The advantage of converting during a down market is capturing the eventual market rebound without adding to future taxable income. On the flip side, if your income varies from year to year and the potential exists for the Roth conversion to push you into a higher tax bracket by year’s end, it might be best to hold off.
Large tax refund? Check your withholding
All too often we’re surprised when it comes time to file our tax returns. Sometimes it’s a “good surprise” of a refund or a not-so-great surprise of owing money to the IRS. But is a tax refund really a good thing? Tax refunds are created when we pay in more to the IRS than our actual tax due. Most people are happy to receive a check after filing their return, but it actually means that they gave the IRS an interest free loan throughout the year. Those funds could have been in your pocket rather than Uncle Sam’s. Now is a great time to review your tax withholding to minimize large refunds or balances due on your return next year.
Cover your bases
Insurance is a pivotal piece of responsible financial planning and it’s well worth checking in to make sure your coverage is sufficient to meet your needs. That means reviewing your policy structure and ensuring that it addresses your personal and professional circumstances.
Insurance priorities can vary considerably from one person to the next. An upper-middle-income parent who is the sole earner in the family will want to make sure they have enough life insurance coverage to replace future income, pay off current debt, and cover planned future expenses (college, vacation home, etc.) for the family.

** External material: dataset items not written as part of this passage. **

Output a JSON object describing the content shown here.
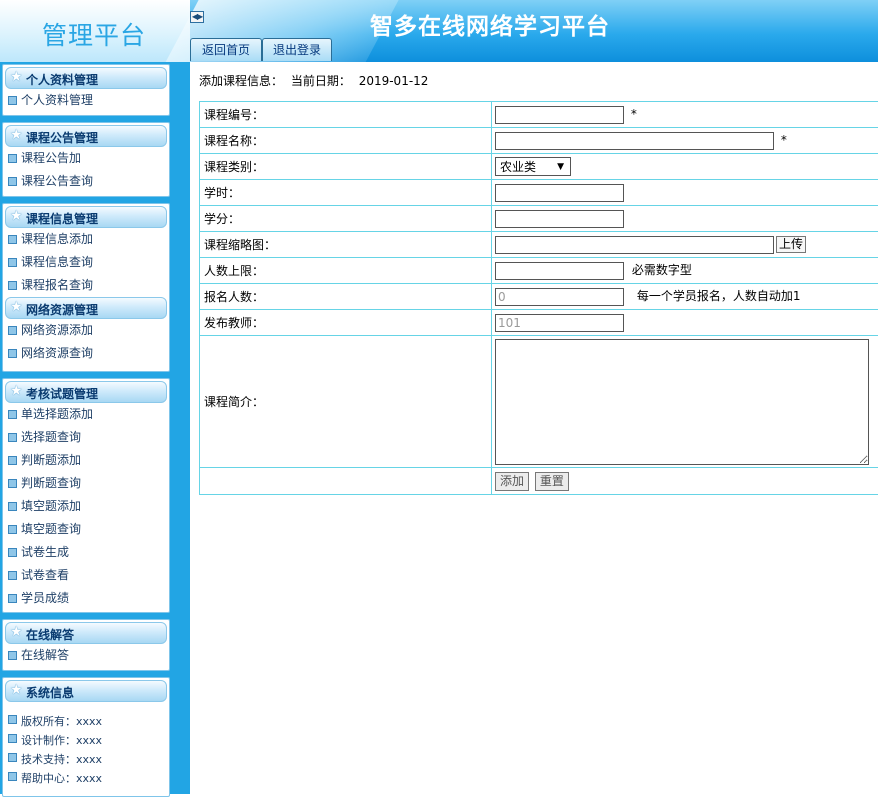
{
  "header": {
    "logo": "管理平台",
    "title": "智多在线网络学习平台",
    "toggle_icon": "collapse-toggle-icon",
    "tabs": [
      {
        "label": "返回首页"
      },
      {
        "label": "退出登录"
      }
    ]
  },
  "sidebar": {
    "groups": [
      {
        "title": "个人资料管理",
        "items": [
          "个人资料管理"
        ]
      },
      {
        "title": "课程公告管理",
        "items": [
          "课程公告加",
          "课程公告查询"
        ]
      },
      {
        "title": "课程信息管理",
        "items": [
          "课程信息添加",
          "课程信息查询",
          "课程报名查询"
        ]
      },
      {
        "title": "网络资源管理",
        "items": [
          "网络资源添加",
          "网络资源查询"
        ]
      },
      {
        "title": "考核试题管理",
        "items": [
          "单选择题添加",
          "选择题查询",
          "判断题添加",
          "判断题查询",
          "填空题添加",
          "填空题查询",
          "试卷生成",
          "试卷查看",
          "学员成绩"
        ]
      },
      {
        "title": "在线解答",
        "items": [
          "在线解答"
        ]
      },
      {
        "title": "系统信息",
        "items": [
          "版权所有：xxxx",
          "设计制作：xxxx",
          "技术支持：xxxx",
          "帮助中心：xxxx"
        ]
      }
    ]
  },
  "main": {
    "heading": "添加课程信息：",
    "date_label": "当前日期：",
    "date_value": "2019-01-12",
    "form": {
      "course_no_label": "课程编号：",
      "course_name_label": "课程名称：",
      "category_label": "课程类别：",
      "category_value": "农业类",
      "hours_label": "学时：",
      "credits_label": "学分：",
      "thumbnail_label": "课程缩略图：",
      "upload_label": "上传",
      "limit_label": "人数上限：",
      "limit_hint": "必需数字型",
      "enrolled_label": "报名人数：",
      "enrolled_value": "0",
      "enrolled_hint": "每一个学员报名，人数自动加1",
      "teacher_label": "发布教师：",
      "teacher_value": "101",
      "intro_label": "课程简介：",
      "required_mark": "*",
      "add_button": "添加",
      "reset_button": "重置"
    }
  },
  "colors": {
    "header_blue": "#2aa9ec",
    "sidebar_blue": "#22a5e4",
    "table_border": "#66d4e6",
    "menu_text": "#1e3f66"
  }
}
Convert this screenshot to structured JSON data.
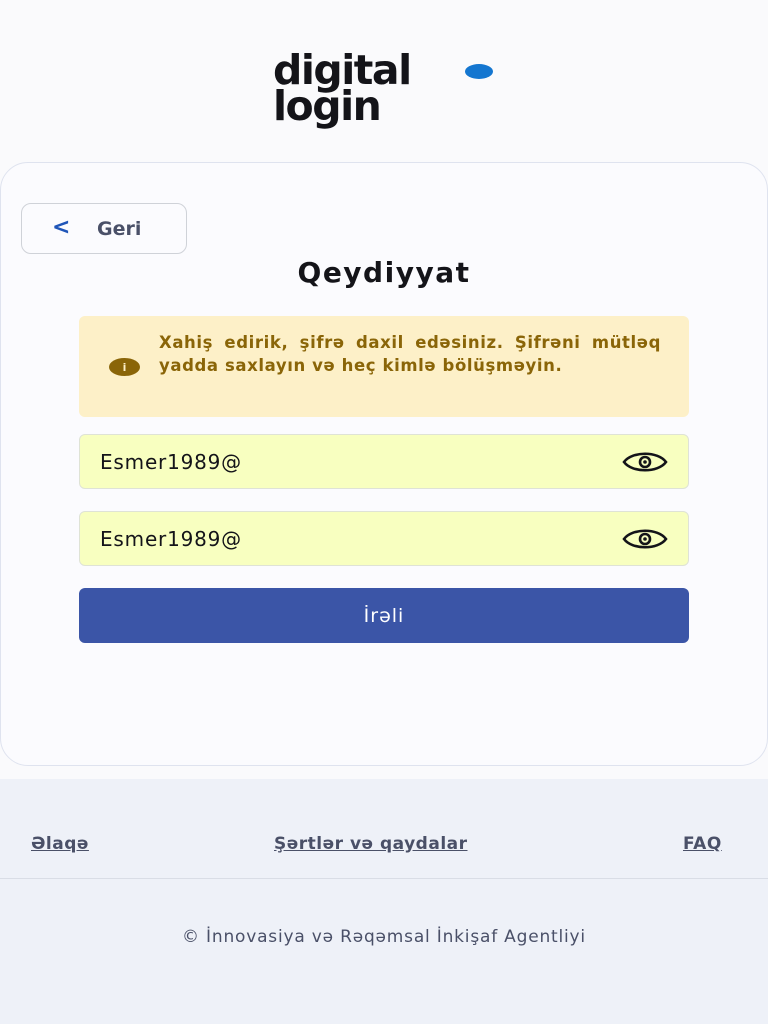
{
  "logo": {
    "line1": "digital",
    "line2": "login",
    "dot_color": "#1476d0"
  },
  "back_button": {
    "icon": "chevron-left-icon",
    "label": "Geri"
  },
  "page_title": "Qeydiyyat",
  "alert": {
    "icon": "info-icon",
    "text": "Xahiş edirik, şifrə daxil edəsiniz. Şifrəni mütləq yadda saxlayın və heç kimlə bölüşməyin.",
    "color": "#8a6508",
    "background": "#fdf0c8"
  },
  "fields": [
    {
      "value": "Esmer1989@",
      "icon": "eye-icon"
    },
    {
      "value": "Esmer1989@",
      "icon": "eye-icon"
    }
  ],
  "submit_button": {
    "label": "İrəli",
    "color": "#3b55a7"
  },
  "footer": {
    "links": [
      "Əlaqə",
      "Şərtlər və qaydalar",
      " FAQ"
    ],
    "copyright": "© İnnovasiya və Rəqəmsal İnkişaf Agentliyi"
  }
}
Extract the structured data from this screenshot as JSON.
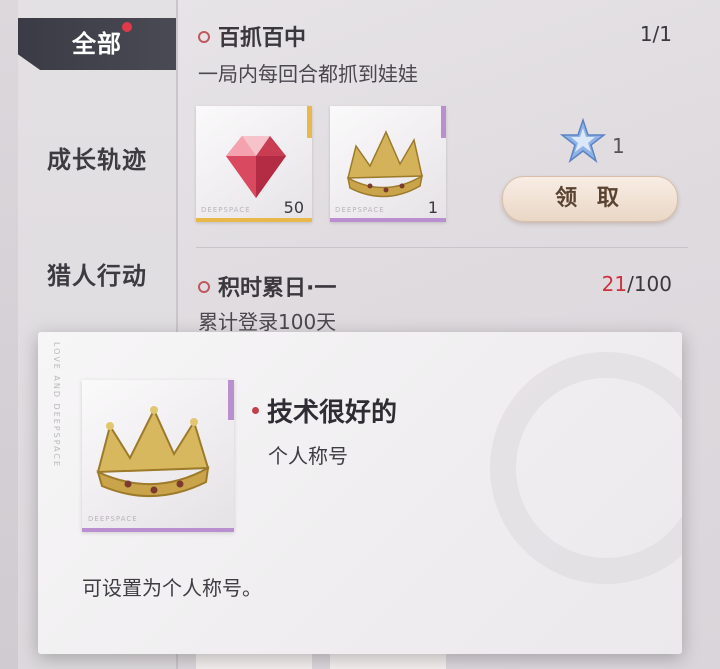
{
  "sidebar": {
    "tabs": [
      {
        "label": "全部",
        "active": true,
        "has_badge": true
      },
      {
        "label": "成长轨迹",
        "active": false
      },
      {
        "label": "猎人行动",
        "active": false
      }
    ]
  },
  "tasks": [
    {
      "title": "百抓百中",
      "description": "一局内每回合都抓到娃娃",
      "progress": "1/1",
      "rewards": [
        {
          "icon": "gem-icon",
          "qty": "50",
          "brand": "DEEPSPACE",
          "rarity_color": "#e8b84a"
        },
        {
          "icon": "crown-icon",
          "qty": "1",
          "brand": "DEEPSPACE",
          "rarity_color": "#b98fd0"
        }
      ],
      "star_reward": "1",
      "claim_label": "领 取"
    },
    {
      "title": "积时累日·一",
      "description": "累计登录100天",
      "progress_current": "21",
      "progress_total": "/100"
    }
  ],
  "popup": {
    "side_text": "LOVE AND DEEPSPACE",
    "card_brand": "DEEPSPACE",
    "item_icon": "crown-icon",
    "title": "技术很好的",
    "type": "个人称号",
    "description": "可设置为个人称号。"
  }
}
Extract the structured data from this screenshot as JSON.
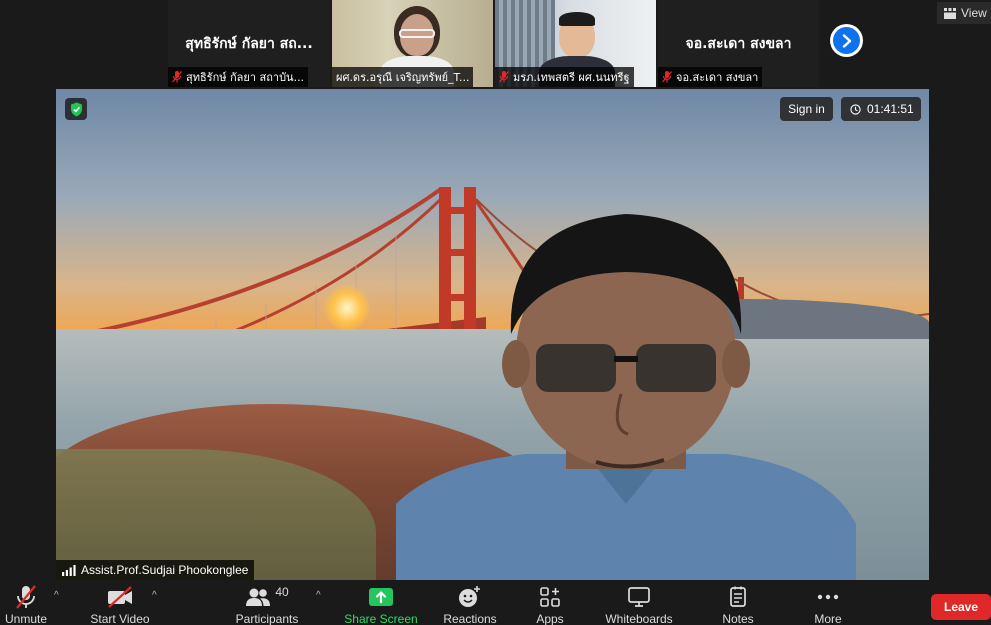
{
  "gallery": {
    "tiles": [
      {
        "id": "t1",
        "display_name": "สุทธิรักษ์ กัลยา สถ...",
        "label": "สุทธิรักษ์ กัลยา สถาบัน...",
        "has_video": false
      },
      {
        "id": "t2",
        "label": "ผศ.ดร.อรุณี เจริญทรัพย์_T...",
        "has_video": true
      },
      {
        "id": "t3",
        "label": "มรภ.เทพสตรี ผศ.นนทรีฐ",
        "has_video": true
      },
      {
        "id": "t4",
        "display_name": "จอ.สะเดา สงขลา",
        "label": "จอ.สะเดา สงขลา",
        "has_video": false
      }
    ],
    "next_icon": "chevron-right-icon"
  },
  "view_button": {
    "label": "View"
  },
  "main_video": {
    "sign_in_label": "Sign in",
    "timer": "01:41:51",
    "speaker_name": "Assist.Prof.Sudjai Phookonglee"
  },
  "toolbar": {
    "unmute_label": "Unmute",
    "start_video_label": "Start Video",
    "participants_label": "Participants",
    "participants_count": "40",
    "share_screen_label": "Share Screen",
    "reactions_label": "Reactions",
    "apps_label": "Apps",
    "whiteboards_label": "Whiteboards",
    "notes_label": "Notes",
    "more_label": "More",
    "leave_label": "Leave"
  },
  "colors": {
    "accent_blue": "#0e72ed",
    "share_green": "#2ddc6a",
    "leave_red": "#e02828",
    "mute_red": "#e02828"
  }
}
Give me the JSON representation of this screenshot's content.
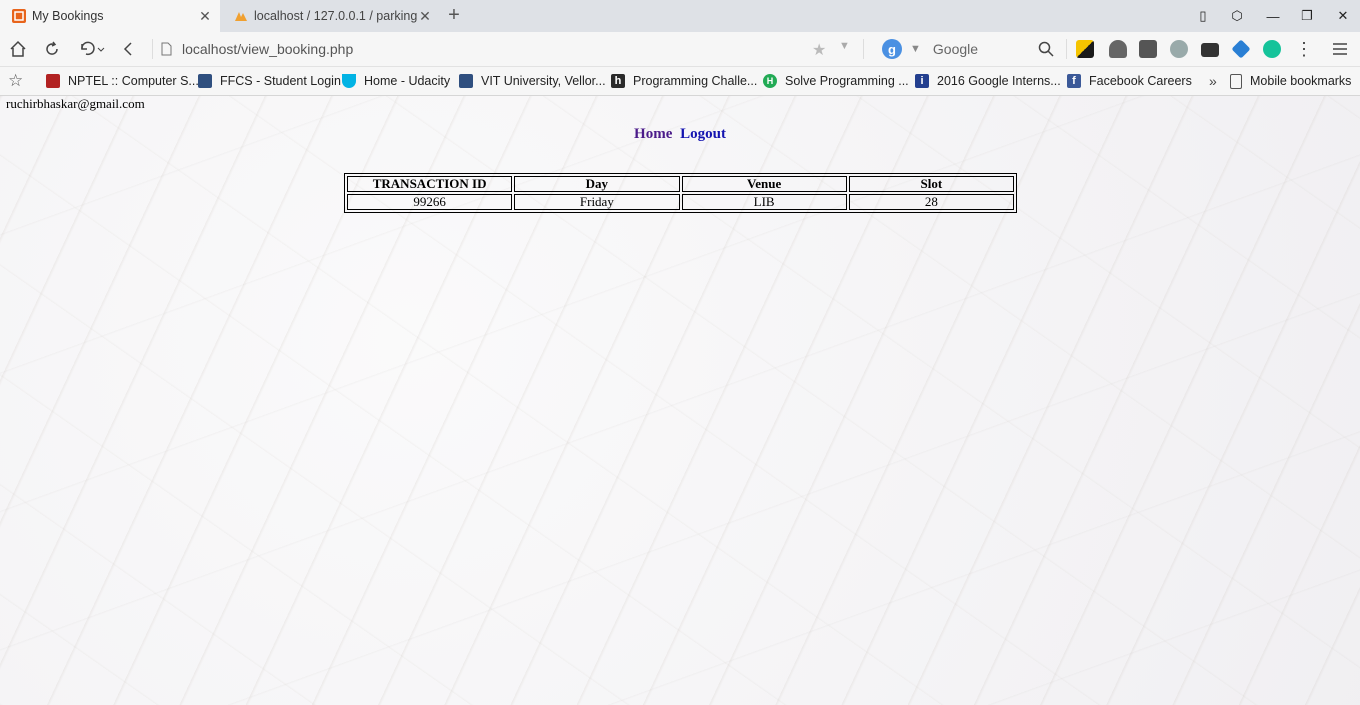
{
  "browser": {
    "tabs": [
      {
        "title": "My Bookings",
        "active": true,
        "favicon": "page-icon"
      },
      {
        "title": "localhost / 127.0.0.1 / parking",
        "active": false,
        "favicon": "phpmyadmin-icon"
      }
    ],
    "address": {
      "url": "localhost/view_booking.php"
    },
    "search": {
      "engine": "Google"
    },
    "bookmarks": [
      {
        "label": "NPTEL :: Computer S...",
        "icon": "nptel-icon",
        "color": "#b22222"
      },
      {
        "label": "FFCS - Student Login",
        "icon": "vit-icon",
        "color": "#2f4f7f"
      },
      {
        "label": "Home - Udacity",
        "icon": "udacity-icon",
        "color": "#02b3e4"
      },
      {
        "label": "VIT University, Vellor...",
        "icon": "vit-icon",
        "color": "#2f4f7f"
      },
      {
        "label": "Programming Challe...",
        "icon": "hackerrank-icon",
        "color": "#2a2a2a"
      },
      {
        "label": "Solve Programming ...",
        "icon": "hackerearth-icon",
        "color": "#22aa55"
      },
      {
        "label": "2016 Google Interns...",
        "icon": "info-icon",
        "color": "#233f8f"
      },
      {
        "label": "Facebook Careers",
        "icon": "facebook-icon",
        "color": "#3b5998"
      }
    ],
    "more_bookmarks": "»",
    "mobile_bookmarks": "Mobile bookmarks"
  },
  "page": {
    "user_email": "ruchirbhaskar@gmail.com",
    "nav": {
      "home": "Home",
      "logout": "Logout"
    },
    "table": {
      "headers": [
        "TRANSACTION ID",
        "Day",
        "Venue",
        "Slot"
      ],
      "rows": [
        [
          "99266",
          "Friday",
          "LIB",
          "28"
        ]
      ]
    }
  }
}
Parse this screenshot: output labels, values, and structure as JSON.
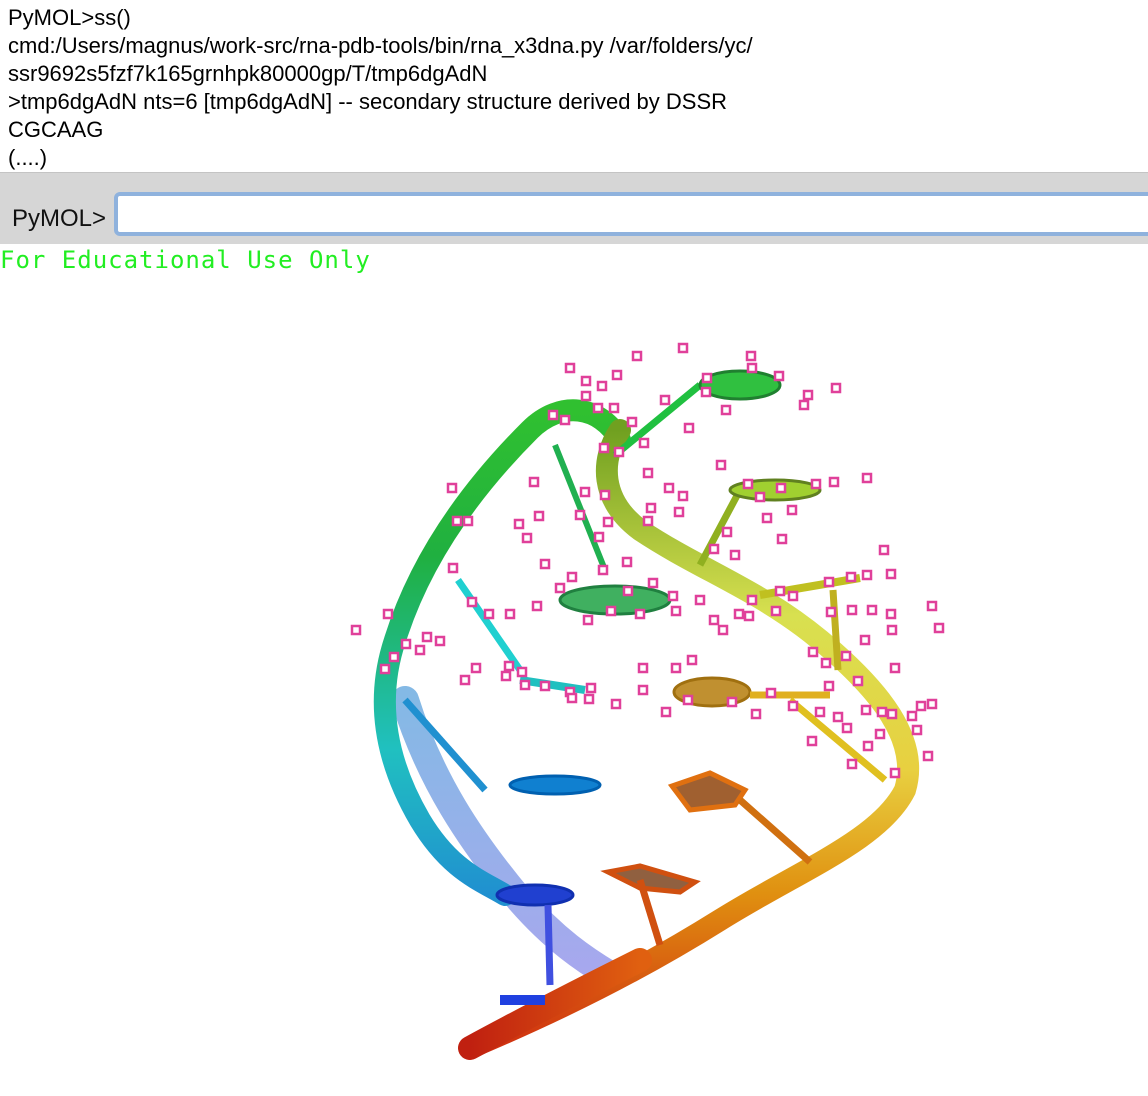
{
  "log": {
    "lines": [
      "PyMOL>ss()",
      "cmd:/Users/magnus/work-src/rna-pdb-tools/bin/rna_x3dna.py /var/folders/yc/",
      "ssr9692s5fzf7k165grnhpk80000gp/T/tmp6dgAdN",
      ">tmp6dgAdN nts=6 [tmp6dgAdN] -- secondary structure derived by DSSR",
      "CGCAAG",
      "(....)"
    ]
  },
  "command": {
    "prompt": "PyMOL>",
    "value": ""
  },
  "viewer": {
    "watermark": "For Educational Use Only",
    "watermark_color": "#22ee22",
    "structure": "RNA cartoon, rainbow colored (blue to red), with selection markers",
    "marker_color": "#e0409a"
  }
}
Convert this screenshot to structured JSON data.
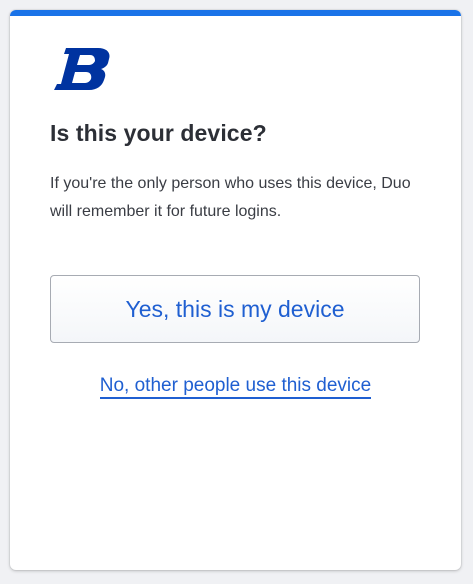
{
  "colors": {
    "accent": "#1a73e8",
    "link": "#1f5fd1",
    "brand": "#0033a0"
  },
  "logo": {
    "icon": "b-brand-logo-icon",
    "text": "B"
  },
  "prompt": {
    "title": "Is this your device?",
    "message": "If you're the only person who uses this device, Duo will remember it for future logins."
  },
  "actions": {
    "yes_label": "Yes, this is my device",
    "no_label": "No, other people use this device"
  }
}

A business owner with a large estate will be less worried about protecting future income and more concerned with helping the inheritors of their estate write a big check to the federal (and potentially state) taxing authorities.
For current business owners with partners, a buy/sell agreement is a must-have (and ideally with an insurance policy to fund the buyout of the deceased partner). In certain instances, a key man insurance policy is necessary to help the deceased owner’s company fund the cost of an interim CEO and executive search in the immediate aftermath of the owner’s death.